Kuran küffara karşı şiddetli olun diyor
Kuran diyor ki; “Kafirlere karşı şiddetli, Müminlere karşı merhametli ve alçak gönüllü olun.” Hal böyleyken dinime küfredene karşı kimse mütevazı olun diyemez. Düşman sizden şiddetli dirayet görmeli, mütevazılık değil.
Ağzımıza bir şeyler çalarak, sırtımızı sıvazlayarak susmamızı, boyun eğmemizi bekleme umudu içine girmemeli. Böyle bir ortamda onlara söz söylemekten imtina eden sözde dindar, aydın çıkıp diyor ki; "Efendim Şii-Sünni en temel noktalarda derin ayrılık içerisinde!"

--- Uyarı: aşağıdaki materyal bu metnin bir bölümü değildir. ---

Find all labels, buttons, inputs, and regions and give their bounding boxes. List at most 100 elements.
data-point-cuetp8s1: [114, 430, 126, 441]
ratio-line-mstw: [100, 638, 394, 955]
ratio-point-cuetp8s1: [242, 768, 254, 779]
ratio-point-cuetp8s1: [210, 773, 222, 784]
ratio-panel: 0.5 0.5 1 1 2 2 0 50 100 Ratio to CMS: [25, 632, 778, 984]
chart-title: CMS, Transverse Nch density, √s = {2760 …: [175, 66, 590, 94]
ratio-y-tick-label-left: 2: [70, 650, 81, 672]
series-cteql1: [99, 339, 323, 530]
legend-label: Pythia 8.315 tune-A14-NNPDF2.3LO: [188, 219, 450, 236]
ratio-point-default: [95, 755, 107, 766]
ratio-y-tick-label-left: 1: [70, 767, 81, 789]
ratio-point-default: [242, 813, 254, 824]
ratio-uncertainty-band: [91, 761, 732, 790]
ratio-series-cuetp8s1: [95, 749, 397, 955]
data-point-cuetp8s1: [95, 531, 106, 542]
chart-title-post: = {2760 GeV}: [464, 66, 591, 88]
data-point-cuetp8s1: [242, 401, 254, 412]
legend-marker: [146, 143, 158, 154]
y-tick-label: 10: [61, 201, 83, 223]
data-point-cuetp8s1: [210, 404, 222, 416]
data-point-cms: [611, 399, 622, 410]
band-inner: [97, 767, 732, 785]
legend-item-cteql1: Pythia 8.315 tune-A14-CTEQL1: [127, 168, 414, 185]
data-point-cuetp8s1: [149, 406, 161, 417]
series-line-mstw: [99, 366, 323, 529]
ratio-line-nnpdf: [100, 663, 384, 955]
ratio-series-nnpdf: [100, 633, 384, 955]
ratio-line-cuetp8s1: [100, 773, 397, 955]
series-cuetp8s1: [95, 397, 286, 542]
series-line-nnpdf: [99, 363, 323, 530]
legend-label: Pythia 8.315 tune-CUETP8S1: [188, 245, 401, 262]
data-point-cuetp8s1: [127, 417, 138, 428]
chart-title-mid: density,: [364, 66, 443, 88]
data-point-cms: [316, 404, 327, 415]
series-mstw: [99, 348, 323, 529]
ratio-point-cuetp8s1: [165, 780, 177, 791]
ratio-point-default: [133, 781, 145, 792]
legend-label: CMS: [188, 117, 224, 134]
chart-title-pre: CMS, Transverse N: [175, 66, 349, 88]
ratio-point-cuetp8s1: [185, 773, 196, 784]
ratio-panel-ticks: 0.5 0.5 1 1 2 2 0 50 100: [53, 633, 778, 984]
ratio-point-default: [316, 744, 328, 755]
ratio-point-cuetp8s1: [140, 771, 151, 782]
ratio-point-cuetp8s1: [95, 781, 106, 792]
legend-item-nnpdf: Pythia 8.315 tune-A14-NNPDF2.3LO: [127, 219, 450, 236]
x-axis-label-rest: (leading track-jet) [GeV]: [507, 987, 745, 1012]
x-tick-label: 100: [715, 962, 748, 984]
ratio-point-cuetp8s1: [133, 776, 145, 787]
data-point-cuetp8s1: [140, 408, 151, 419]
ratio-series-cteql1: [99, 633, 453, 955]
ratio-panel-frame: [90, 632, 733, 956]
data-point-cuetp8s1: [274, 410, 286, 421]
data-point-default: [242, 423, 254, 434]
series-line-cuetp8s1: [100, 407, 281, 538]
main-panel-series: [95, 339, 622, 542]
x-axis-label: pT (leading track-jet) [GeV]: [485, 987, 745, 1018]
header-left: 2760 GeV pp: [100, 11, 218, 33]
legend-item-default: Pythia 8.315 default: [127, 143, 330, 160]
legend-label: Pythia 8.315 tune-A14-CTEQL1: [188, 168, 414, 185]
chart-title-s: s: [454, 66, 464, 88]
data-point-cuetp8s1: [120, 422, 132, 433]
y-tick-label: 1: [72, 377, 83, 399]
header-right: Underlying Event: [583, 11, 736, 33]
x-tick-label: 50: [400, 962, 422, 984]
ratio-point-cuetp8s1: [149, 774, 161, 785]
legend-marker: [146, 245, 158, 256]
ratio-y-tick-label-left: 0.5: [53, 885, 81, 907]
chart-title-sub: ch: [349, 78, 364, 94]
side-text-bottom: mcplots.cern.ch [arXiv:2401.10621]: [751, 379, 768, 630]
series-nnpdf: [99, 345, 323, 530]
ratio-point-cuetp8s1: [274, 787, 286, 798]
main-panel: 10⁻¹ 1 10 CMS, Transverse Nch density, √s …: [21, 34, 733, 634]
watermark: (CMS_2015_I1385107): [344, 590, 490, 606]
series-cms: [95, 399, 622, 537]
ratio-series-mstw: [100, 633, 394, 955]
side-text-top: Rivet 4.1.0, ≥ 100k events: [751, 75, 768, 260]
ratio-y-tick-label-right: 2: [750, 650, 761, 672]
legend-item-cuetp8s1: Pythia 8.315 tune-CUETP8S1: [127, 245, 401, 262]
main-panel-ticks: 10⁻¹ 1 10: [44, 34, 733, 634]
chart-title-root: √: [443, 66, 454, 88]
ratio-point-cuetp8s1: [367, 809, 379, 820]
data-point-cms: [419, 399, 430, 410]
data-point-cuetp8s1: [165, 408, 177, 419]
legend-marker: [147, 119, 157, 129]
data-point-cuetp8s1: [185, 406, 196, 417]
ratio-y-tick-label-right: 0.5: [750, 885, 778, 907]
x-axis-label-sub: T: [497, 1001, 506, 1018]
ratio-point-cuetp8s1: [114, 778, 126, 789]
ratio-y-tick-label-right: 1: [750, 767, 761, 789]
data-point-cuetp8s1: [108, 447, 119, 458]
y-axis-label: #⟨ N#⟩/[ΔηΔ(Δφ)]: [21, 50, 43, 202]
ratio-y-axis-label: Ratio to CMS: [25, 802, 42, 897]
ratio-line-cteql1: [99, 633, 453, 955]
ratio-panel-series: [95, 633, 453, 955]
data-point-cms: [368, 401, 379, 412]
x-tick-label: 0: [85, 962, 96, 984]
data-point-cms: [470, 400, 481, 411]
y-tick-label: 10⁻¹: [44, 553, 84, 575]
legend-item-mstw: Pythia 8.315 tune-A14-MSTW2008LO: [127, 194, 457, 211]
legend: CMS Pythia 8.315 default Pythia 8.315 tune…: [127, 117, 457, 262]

Peki, hangi temelde derin ayrılık içerisindeler?
En temel şeyler nedir, Tevhid, Nubuvvet, Mead, Kıble, Kuran. Bunlarda Şii- Sünni bir değil midir? Peki, sen hangi temelde derin ayrılıktan söz ediyorsun? Sen kime hizmet ediyorsun?" diye soran Türkiye Caferileri Lideri Selahattin Özgündüz, İran üzerinden Türkiye Caferilerine yönelik yalan yanlış sözler söyleyenlere de sert çıktı.

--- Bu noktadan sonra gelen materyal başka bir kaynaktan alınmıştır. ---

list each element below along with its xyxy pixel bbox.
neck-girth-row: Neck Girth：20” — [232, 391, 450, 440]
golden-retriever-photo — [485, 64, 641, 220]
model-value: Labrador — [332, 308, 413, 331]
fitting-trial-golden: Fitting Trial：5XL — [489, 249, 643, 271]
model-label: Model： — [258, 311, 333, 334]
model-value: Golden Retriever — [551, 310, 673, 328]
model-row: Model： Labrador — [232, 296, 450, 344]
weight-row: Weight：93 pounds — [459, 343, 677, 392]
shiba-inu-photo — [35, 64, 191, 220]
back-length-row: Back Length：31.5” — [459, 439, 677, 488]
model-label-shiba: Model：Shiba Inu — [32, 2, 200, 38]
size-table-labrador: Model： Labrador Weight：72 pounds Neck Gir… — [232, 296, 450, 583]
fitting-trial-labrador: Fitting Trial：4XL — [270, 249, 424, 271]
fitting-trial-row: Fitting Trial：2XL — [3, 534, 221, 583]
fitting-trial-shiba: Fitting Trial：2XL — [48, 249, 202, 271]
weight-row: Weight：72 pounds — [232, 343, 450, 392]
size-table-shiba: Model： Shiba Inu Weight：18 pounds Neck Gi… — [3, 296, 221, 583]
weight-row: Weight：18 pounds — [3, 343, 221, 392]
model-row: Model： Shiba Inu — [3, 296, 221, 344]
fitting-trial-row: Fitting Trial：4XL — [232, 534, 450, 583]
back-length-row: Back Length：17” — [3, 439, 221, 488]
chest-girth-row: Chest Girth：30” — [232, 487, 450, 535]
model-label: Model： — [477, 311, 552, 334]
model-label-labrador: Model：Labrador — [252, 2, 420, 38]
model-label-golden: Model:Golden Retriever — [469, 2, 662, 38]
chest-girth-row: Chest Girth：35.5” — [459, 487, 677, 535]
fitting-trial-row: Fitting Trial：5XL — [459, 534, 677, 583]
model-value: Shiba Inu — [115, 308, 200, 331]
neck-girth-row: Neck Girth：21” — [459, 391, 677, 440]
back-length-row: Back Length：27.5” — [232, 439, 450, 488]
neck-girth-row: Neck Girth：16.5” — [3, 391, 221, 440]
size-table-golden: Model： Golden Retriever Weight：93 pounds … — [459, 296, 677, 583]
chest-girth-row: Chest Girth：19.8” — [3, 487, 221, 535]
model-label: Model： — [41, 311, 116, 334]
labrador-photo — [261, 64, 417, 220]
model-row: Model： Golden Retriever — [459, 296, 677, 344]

"Bir defa biz İran’ın uzantısı da değiliz, sözcüsü de değiliz. Efendim İran’da Sünnilere baskı varmış, camileri yokmuş. İran’da Sünni Müslümanların her kentte camisi de, medresesi de, fakültesi de var.

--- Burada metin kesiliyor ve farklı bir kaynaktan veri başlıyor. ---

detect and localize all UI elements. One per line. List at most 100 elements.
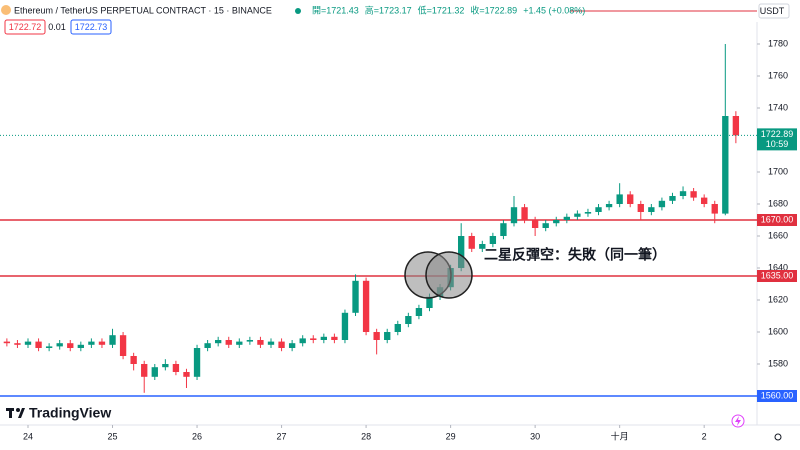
logo-mark	[9, 408, 12, 418]
candle-body	[362, 280, 370, 332]
candle-body	[288, 343, 296, 348]
candle-body	[679, 191, 687, 196]
level-label: 1670.00	[761, 214, 794, 224]
x-tick-label: 十月	[611, 430, 629, 441]
candle-body	[658, 200, 666, 208]
candle-body	[489, 236, 497, 244]
candle-body	[257, 340, 264, 345]
candle-body	[648, 207, 655, 212]
candle-body	[468, 236, 475, 249]
ohlc-value: 收=1722.89	[470, 4, 517, 15]
candle-body	[299, 338, 306, 344]
level-tag	[757, 270, 797, 282]
candle-body	[458, 236, 465, 268]
ohlc-value: +1.45 (+0.08%)	[523, 5, 585, 15]
currency[interactable]: USDT	[760, 6, 785, 16]
candle-body	[215, 340, 222, 344]
candle-body	[183, 372, 190, 377]
ask: 1722.73	[75, 22, 108, 32]
candle-body	[553, 220, 560, 224]
candle-body	[225, 340, 232, 345]
logo-mark	[16, 408, 20, 412]
candle-body	[310, 338, 317, 340]
candle-body	[352, 280, 359, 313]
candle-body	[130, 356, 137, 364]
candle-body	[479, 244, 486, 249]
candle-body	[669, 196, 676, 201]
candle-body	[616, 194, 623, 204]
candle-body	[98, 341, 106, 345]
x-tick-label: 2	[702, 431, 707, 441]
y-tick-label: 1640	[768, 262, 788, 272]
candle-body	[373, 332, 380, 340]
y-tick-label: 1680	[768, 198, 788, 208]
candle-body	[722, 116, 729, 214]
candle-body	[701, 197, 708, 204]
candle-body	[236, 341, 243, 345]
candle-body	[119, 335, 127, 356]
candle-body	[141, 364, 148, 377]
countdown: 10:59	[766, 139, 789, 149]
candle-body	[14, 343, 21, 345]
level-label: 1635.00	[761, 270, 794, 280]
level-label: 1560.00	[761, 390, 794, 400]
candle-body	[426, 296, 433, 308]
y-tick-label: 1620	[768, 294, 788, 304]
settings-icon[interactable]	[774, 433, 782, 441]
x-tick-label: 25	[108, 431, 118, 441]
candle-body	[510, 207, 518, 224]
candle-body	[394, 324, 401, 332]
candle-body	[331, 336, 338, 340]
candle-body	[531, 220, 539, 228]
level-tag	[757, 214, 797, 226]
candle-body	[584, 212, 592, 214]
marker-circle	[425, 251, 473, 299]
candle-body	[172, 364, 180, 372]
candle-body	[574, 213, 581, 217]
candle-body	[637, 204, 644, 212]
status-dot	[295, 8, 301, 14]
bid-box	[4, 19, 46, 35]
annotation: 二星反彈空：失敗（同一筆）	[484, 247, 666, 263]
candle-body	[320, 336, 327, 340]
candle-body	[415, 308, 423, 316]
candle-body	[711, 204, 718, 214]
ohlc: 開=1721.43 高=1723.17 低=1721.32 收=1722.89 +1.4…	[312, 4, 585, 15]
candle-body	[246, 340, 254, 342]
candle-body	[563, 216, 570, 220]
candle-body	[732, 116, 740, 136]
symbol-icon	[1, 5, 11, 15]
ohlc-value: 開=1721.43	[312, 5, 359, 15]
logo-mark	[18, 408, 25, 418]
x-tick-label: 30	[530, 431, 540, 441]
alert-bolt[interactable]	[735, 416, 741, 426]
candle-body	[384, 332, 391, 340]
candle-body	[605, 204, 613, 208]
candle-body	[595, 207, 602, 212]
candle-body	[151, 367, 158, 377]
y-tick-label: 1580	[768, 358, 788, 368]
currency-box[interactable]	[758, 3, 790, 19]
x-tick-label: 27	[277, 431, 287, 441]
candle-body	[56, 343, 63, 347]
candle-body	[193, 348, 201, 377]
ask-box	[70, 19, 112, 35]
x-tick-label: 24	[23, 431, 33, 441]
y-tick-label: 1760	[768, 70, 788, 80]
candle-body	[542, 223, 549, 228]
candle-body	[405, 316, 412, 324]
bid: 1722.72	[9, 22, 42, 32]
spread: 0.01	[48, 22, 66, 32]
candle-body	[3, 341, 11, 344]
plot: 1580160016201640166016801700172017401760…	[0, 38, 797, 441]
y-tick-label: 1700	[768, 166, 788, 176]
candle-body	[162, 364, 169, 368]
candle-body	[278, 341, 285, 348]
ohlc-value: 低=1721.32	[418, 4, 465, 15]
last-price-tag	[757, 128, 797, 151]
symbol: Ethereum / TetherUS PERPETUAL CONTRACT ·…	[14, 5, 272, 15]
y-tick-label: 1740	[768, 102, 788, 112]
candle-body	[500, 223, 507, 236]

Yargılamada bile kendi içtihatlarına göre yargılanıyorlar. Parlamentoda temsilcileri var. Aksine bilgisi olan varsa beri gelsin.
Kaldı ki bu ülkeyi Türk yurdu yapan, İslam yurdu yapan anlayış, buranın asli sahipleridir. İşal fikirlerin mümessili olanların bu ülkenin sahibi olduğunu mu ima etmeye çalışıyorsun?
İşal olan ne kadar fikir ve anlayış varsa atalım, ben buna hazırım. Ülkemde ki Caferi camilerinin çoğunluğu İran İslam inkılâbından önce yapılmıştır. Metropollerde ise kendi emeğimiz ve kendi paramızla yapmışız. Sen ne demek istiyorsun?
Ben diyorum ki, Şii- Alevi-Sünni ve diğer azınlıklar bu ülkede yaşayan ve vatandaşlık görevi yapan herkes bu ülkenin sahibidir. Allah bu güzel ülkemizi, dini, mezhebi, etnik olarak bölen CİA- Mossad ajanlarının şerrinden korusun." diye konuştu.